- O presidente do Sporting de Braga disse que a ministra do Desporto devia ter ouvido a versão do clube sobre a proibição de exibir uma tela num jogo da I Liga.
- A PSP informou ter inviabilizado a exibição por questões de segurança dos espetadores, pela inflamabilidade dos materiais e por estarem perto de artefactos pirotécnicos, além de não evidenciar apoio inequívoco à equipa.

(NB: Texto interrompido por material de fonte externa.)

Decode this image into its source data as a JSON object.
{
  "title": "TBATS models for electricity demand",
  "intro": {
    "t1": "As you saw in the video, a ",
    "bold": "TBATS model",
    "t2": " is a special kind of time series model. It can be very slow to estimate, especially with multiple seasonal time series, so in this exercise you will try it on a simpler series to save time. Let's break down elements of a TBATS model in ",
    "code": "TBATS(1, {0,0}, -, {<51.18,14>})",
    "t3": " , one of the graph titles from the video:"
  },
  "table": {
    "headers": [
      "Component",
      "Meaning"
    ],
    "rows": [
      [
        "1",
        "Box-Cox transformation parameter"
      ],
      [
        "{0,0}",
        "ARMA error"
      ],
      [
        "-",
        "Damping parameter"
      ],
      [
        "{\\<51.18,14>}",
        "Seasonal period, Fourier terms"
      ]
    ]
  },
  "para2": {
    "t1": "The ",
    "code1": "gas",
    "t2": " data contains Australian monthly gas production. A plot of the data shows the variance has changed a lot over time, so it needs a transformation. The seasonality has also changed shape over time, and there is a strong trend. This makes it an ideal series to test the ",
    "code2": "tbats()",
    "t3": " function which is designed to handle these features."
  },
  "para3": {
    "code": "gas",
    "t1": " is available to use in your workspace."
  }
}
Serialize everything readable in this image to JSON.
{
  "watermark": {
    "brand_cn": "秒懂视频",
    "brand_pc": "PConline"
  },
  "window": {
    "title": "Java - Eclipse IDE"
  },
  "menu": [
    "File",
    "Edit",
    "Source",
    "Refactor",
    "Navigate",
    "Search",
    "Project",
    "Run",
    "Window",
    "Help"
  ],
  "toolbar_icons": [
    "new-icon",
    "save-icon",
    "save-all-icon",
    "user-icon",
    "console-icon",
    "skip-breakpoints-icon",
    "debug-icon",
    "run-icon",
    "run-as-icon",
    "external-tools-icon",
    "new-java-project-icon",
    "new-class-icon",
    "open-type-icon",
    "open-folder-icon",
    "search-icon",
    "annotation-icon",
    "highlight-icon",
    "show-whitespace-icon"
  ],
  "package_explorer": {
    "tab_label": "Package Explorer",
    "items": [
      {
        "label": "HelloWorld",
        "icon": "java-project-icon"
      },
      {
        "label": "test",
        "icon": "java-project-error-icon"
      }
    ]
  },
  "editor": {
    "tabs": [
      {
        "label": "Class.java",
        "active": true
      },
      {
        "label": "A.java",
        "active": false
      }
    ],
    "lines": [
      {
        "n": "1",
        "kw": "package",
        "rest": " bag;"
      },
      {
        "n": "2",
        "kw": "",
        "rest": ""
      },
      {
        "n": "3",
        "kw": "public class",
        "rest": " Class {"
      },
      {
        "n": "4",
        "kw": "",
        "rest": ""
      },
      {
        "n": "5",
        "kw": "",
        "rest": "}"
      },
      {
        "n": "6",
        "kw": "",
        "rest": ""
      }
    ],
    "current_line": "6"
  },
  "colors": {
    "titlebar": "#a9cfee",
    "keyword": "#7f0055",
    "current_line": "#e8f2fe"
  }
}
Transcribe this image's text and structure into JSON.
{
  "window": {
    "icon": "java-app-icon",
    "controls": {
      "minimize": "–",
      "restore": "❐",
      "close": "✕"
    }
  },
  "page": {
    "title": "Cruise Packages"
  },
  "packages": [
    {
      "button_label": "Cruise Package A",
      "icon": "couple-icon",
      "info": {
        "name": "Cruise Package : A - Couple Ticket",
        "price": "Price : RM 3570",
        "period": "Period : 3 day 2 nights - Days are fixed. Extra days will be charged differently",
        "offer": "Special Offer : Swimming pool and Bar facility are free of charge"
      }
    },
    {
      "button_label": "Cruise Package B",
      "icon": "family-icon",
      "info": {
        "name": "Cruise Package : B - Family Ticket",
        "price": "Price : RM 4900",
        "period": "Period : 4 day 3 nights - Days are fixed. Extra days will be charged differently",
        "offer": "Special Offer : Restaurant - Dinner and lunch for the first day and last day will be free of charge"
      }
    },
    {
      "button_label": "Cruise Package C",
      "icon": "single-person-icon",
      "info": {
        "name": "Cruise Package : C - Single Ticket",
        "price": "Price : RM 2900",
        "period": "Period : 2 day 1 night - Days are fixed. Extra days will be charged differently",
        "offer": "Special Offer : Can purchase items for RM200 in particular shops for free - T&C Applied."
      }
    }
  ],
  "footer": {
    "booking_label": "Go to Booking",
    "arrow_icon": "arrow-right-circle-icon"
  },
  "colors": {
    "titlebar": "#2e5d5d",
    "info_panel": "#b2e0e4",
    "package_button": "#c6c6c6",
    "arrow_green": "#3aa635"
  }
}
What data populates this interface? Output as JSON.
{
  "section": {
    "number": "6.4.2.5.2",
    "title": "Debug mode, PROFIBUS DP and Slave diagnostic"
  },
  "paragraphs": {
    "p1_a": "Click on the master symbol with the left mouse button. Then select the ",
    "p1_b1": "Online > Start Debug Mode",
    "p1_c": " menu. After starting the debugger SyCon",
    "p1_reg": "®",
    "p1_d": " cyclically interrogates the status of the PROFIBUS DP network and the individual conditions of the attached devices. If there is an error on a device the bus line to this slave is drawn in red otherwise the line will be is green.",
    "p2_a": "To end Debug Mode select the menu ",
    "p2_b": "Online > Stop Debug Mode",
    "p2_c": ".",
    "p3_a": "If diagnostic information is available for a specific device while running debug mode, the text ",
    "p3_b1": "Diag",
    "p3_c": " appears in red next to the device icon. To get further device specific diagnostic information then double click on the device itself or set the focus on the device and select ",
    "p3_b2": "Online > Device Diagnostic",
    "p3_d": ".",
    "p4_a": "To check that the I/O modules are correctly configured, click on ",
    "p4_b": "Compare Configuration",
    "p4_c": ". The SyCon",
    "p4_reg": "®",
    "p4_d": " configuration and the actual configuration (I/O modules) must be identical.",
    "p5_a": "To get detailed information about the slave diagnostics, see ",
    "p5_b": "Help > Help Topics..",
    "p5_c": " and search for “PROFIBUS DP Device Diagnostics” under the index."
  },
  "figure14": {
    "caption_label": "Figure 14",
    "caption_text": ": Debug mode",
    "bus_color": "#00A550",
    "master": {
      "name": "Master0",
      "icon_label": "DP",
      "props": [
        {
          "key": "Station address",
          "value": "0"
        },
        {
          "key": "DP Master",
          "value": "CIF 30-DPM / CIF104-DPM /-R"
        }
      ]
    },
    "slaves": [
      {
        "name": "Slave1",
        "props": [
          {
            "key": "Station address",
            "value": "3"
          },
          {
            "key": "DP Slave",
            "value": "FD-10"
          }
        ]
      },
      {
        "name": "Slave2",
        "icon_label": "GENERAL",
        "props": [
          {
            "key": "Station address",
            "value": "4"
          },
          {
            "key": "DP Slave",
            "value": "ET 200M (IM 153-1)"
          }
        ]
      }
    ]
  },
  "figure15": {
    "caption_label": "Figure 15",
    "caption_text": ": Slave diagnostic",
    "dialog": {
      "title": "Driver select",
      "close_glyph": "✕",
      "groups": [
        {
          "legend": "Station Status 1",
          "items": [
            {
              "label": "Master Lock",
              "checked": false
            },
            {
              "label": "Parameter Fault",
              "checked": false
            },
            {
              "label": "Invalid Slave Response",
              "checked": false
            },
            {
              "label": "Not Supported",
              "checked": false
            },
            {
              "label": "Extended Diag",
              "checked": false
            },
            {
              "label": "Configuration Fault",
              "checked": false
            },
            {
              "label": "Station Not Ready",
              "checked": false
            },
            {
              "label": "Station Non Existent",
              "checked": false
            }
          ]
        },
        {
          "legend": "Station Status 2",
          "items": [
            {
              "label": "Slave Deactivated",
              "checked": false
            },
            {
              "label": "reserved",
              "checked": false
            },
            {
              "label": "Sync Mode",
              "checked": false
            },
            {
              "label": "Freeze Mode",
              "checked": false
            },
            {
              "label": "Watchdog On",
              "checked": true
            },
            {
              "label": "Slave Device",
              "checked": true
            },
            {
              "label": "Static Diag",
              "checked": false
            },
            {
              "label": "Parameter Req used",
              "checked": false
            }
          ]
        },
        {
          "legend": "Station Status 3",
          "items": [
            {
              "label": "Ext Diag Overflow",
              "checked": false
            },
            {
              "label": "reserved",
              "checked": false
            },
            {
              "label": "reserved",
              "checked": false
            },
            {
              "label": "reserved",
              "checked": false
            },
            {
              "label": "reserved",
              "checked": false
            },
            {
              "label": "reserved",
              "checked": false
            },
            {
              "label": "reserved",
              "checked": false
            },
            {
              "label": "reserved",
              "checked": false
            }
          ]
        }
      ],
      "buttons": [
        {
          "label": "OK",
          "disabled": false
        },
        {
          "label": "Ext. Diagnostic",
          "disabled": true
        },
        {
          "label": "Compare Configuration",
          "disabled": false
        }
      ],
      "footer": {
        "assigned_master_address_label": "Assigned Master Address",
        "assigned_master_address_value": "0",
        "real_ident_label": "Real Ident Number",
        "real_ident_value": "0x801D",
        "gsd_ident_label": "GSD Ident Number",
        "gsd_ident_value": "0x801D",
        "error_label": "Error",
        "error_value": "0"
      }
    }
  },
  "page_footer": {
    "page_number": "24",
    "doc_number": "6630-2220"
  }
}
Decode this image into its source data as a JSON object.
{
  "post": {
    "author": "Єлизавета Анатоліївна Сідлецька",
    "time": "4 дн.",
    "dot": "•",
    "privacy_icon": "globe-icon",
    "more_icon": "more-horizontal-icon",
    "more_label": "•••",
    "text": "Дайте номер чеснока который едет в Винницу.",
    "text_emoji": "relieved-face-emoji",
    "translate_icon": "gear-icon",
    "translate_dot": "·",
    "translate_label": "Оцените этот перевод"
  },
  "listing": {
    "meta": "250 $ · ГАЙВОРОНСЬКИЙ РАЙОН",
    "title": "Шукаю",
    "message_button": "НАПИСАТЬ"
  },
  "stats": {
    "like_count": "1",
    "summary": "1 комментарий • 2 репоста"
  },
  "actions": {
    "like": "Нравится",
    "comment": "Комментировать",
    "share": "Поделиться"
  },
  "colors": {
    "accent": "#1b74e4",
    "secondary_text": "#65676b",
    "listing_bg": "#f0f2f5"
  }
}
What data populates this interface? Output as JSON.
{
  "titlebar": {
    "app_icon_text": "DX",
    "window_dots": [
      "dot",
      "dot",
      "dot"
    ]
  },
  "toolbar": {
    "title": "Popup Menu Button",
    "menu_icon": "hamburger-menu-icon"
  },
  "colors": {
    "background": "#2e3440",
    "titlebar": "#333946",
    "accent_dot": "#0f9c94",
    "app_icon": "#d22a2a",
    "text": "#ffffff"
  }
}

- A ministra da Cultura, Juventude e Desporto afirmou que a análise aos incidentes cabe às entidades competentes, sem leituras políticas, e que é necessária uma avaliação técnica.
- O Sporting reuniu com a Federação Portuguesa de Futebol e a Liga de clubes para expor a situação e afirmou ter sido vítima de censura à cidade e aos adeptos.
- António Salvador afirmou que existem investigações internas na PSP para perceber o que aconteceu e que, se fosse hoje, a atuação da polícia seria diferente.
O presidente do Sporting de Braga disse que a ministra do Desporto devia ter ouvido a versão do clube sobre a proibição de exibir uma tela promocional num jogo da I Liga, ocorrido no fim de semana passado. A afirmação foi feita nesta quinta-feira, à margem de uma sessão de apresentação de um estudo na Associação Empresarial de Braga.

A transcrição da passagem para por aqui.